Debating to win can be addictive; debating to learn may be less vain glorious for the participants, but might have some merit beyond sound and fury.

Tuesday 3 November 2009

The thirst for legitimacy

I know I haven't written the two posts I said I would, but I still might do it, and surprise you.

Meanwhile the present bee in my present bonnet is very unsurprising, and certainly nothing new. What always astonishes me about our human thirst for legitimacy is how easily we deceive ourselves that what we want is somehow justified by science, God ETC.

I was listening to a BBC program in a series on "Scotland's Black History", in which the notion of eugenics that we might call Scientific Racism was used in support of the legitimacy of the imperial adventures undertaken by various countries in the 19th century. Such ideas postulate that there is some kind of hierarchy of races, and divine sanction is often cited as well. Such a theory renders oppression not just excusable, but a sacred duty for the oppressor - the infamous "white man's burden". It has of course subsequently been used as a pretext for liquidating millions of people in Europe and Africa.

As another example of this, somewhat less destructive, at least overtly, God, or a particular interpretation of God, is wheeled out in order to punnish those whom believers consider to be sinful, while making the believers feel suitably virtuous. If this position is challenged, we definitely have a feeling that the righteous are extremely upset by the possibility of being cheated of the vengeance due to them for foregoing all that pleasure.
Thanks to Annie via Twitter for This article, in which something of the sort seems to be going on.

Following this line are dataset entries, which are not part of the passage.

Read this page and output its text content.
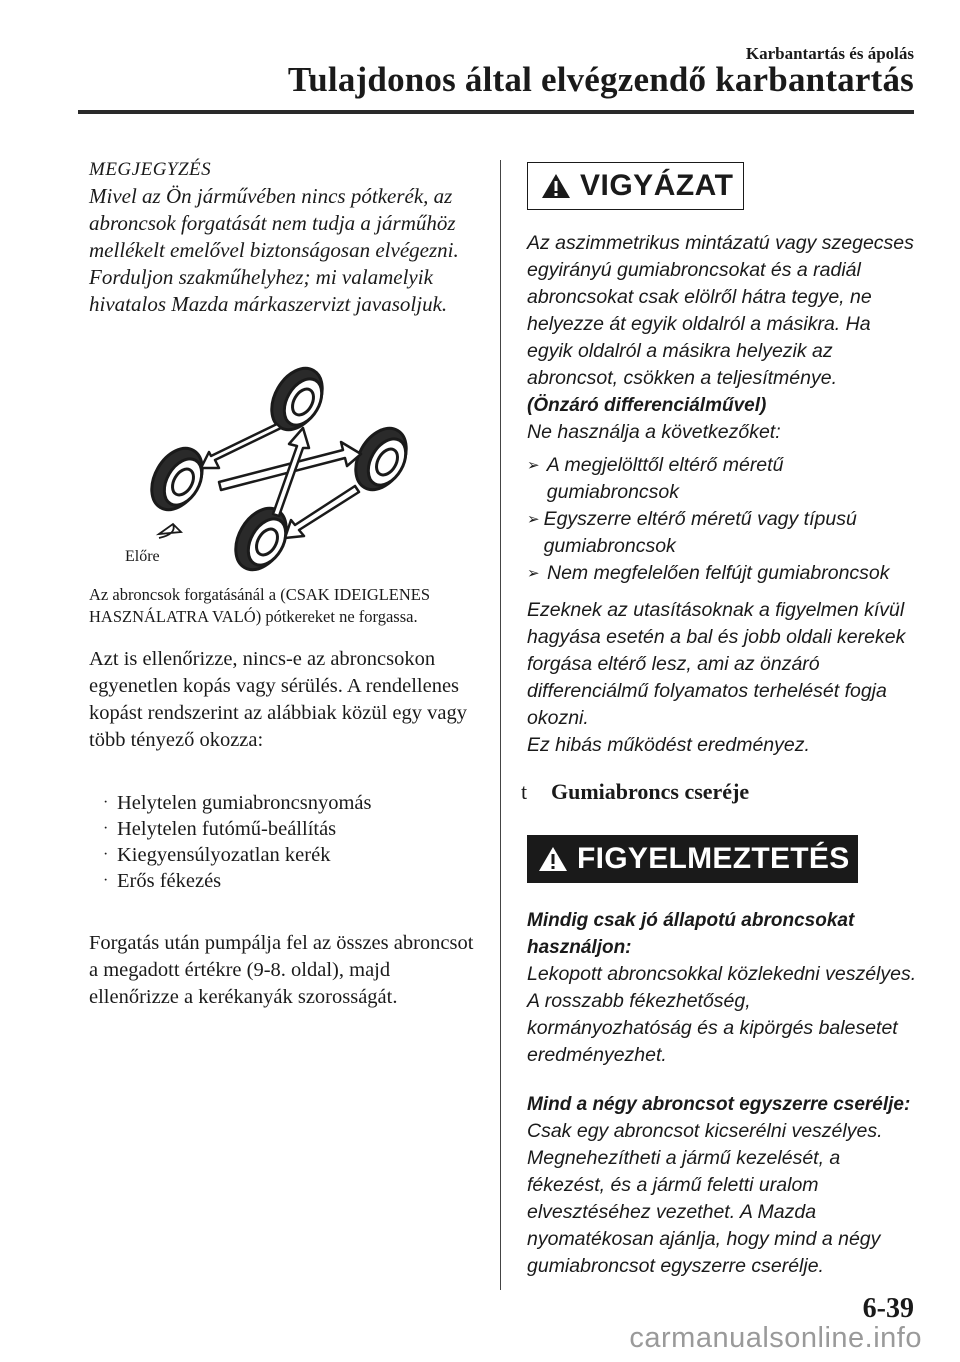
Karbantartás és ápolás
Tulajdonos által elvégzendő karbantartás
MEGJEGYZÉS
Mivel az Ön járművében nincs pótkerék, az abroncsok forgatását nem tudja a járműhöz mellékelt emelővel biztonságosan elvégezni. Forduljon szakműhelyhez; mi valamelyik hivatalos Mazda márkaszervizt javasoljuk.
Előre
Az abroncsok forgatásánál a (CSAK IDEIGLENES HASZNÁLATRA VALÓ) pótkereket ne forgassa.
Azt is ellenőrizze, nincs-e az abroncsokon egyenetlen kopás vagy sérülés. A rendellenes kopást rendszerint az alábbiak közül egy vagy több tényező okozza:
· Helytelen gumiabroncsnyomás
· Helytelen futómű-beállítás
· Kiegyensúlyozatlan kerék
· Erős fékezés
Forgatás után pumpálja fel az összes abroncsot a megadott értékre (9-8. oldal), majd ellenőrizze a kerékanyák szorosságát.
VIGYÁZAT
Az aszimmetrikus mintázatú vagy szegecses egyirányú gumiabroncsokat és a radiál abroncsokat csak elölről hátra tegye, ne helyezze át egyik oldalról a másikra. Ha egyik oldalról a másikra helyezik az abroncsot, csökken a teljesítménye.
(Önzáró differenciálművel)
Ne használja a következőket:
➢ A megjelölttől eltérő méretű gumiabroncsok
➢ Egyszerre eltérő méretű vagy típusú gumiabroncsok
➢ Nem megfelelően felfújt gumiabroncsok
Ezeknek az utasításoknak a figyelmen kívül hagyása esetén a bal és jobb oldali kerekek forgása eltérő lesz, ami az önzáró differenciálmű folyamatos terhelését fogja okozni.
Ez hibás működést eredményez.
t	Gumiabroncs cseréje
FIGYELMEZTETÉS
Mindig csak jó állapotú abroncsokat használjon:
Lekopott abroncsokkal közlekedni veszélyes. A rosszabb fékezhetőség, kormányozhatóság és a kipörgés balesetet eredményezhet.
Mind a négy abroncsot egyszerre cserélje:
Csak egy abroncsot kicserélni veszélyes. Megnehezítheti a jármű kezelését, a fékezést, és a jármű feletti uralom elvesztéséhez vezethet. A Mazda nyomatékosan ajánlja, hogy mind a négy gumiabroncsot egyszerre cserélje.
6-39
carmanualsonline.info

Now I'm asking myself if I can possibly be that easily self-deceived? Does the possibility of self-deception never occur to those who can make bigotry or zealotry work for them in their lives? Doesn't it strike themhow convenient these beliefs happen to be for their purposes? Has anyone ever proposed a racial hierarchy in which the proposer languished firmly at the bottom? The vast majority of the proponents of damnation seem to believe themselves to be saved from it. How convenient. If I am basing my life and its values on such handy and helpful constructs, made to fit the desired outcome, please somebody tell me.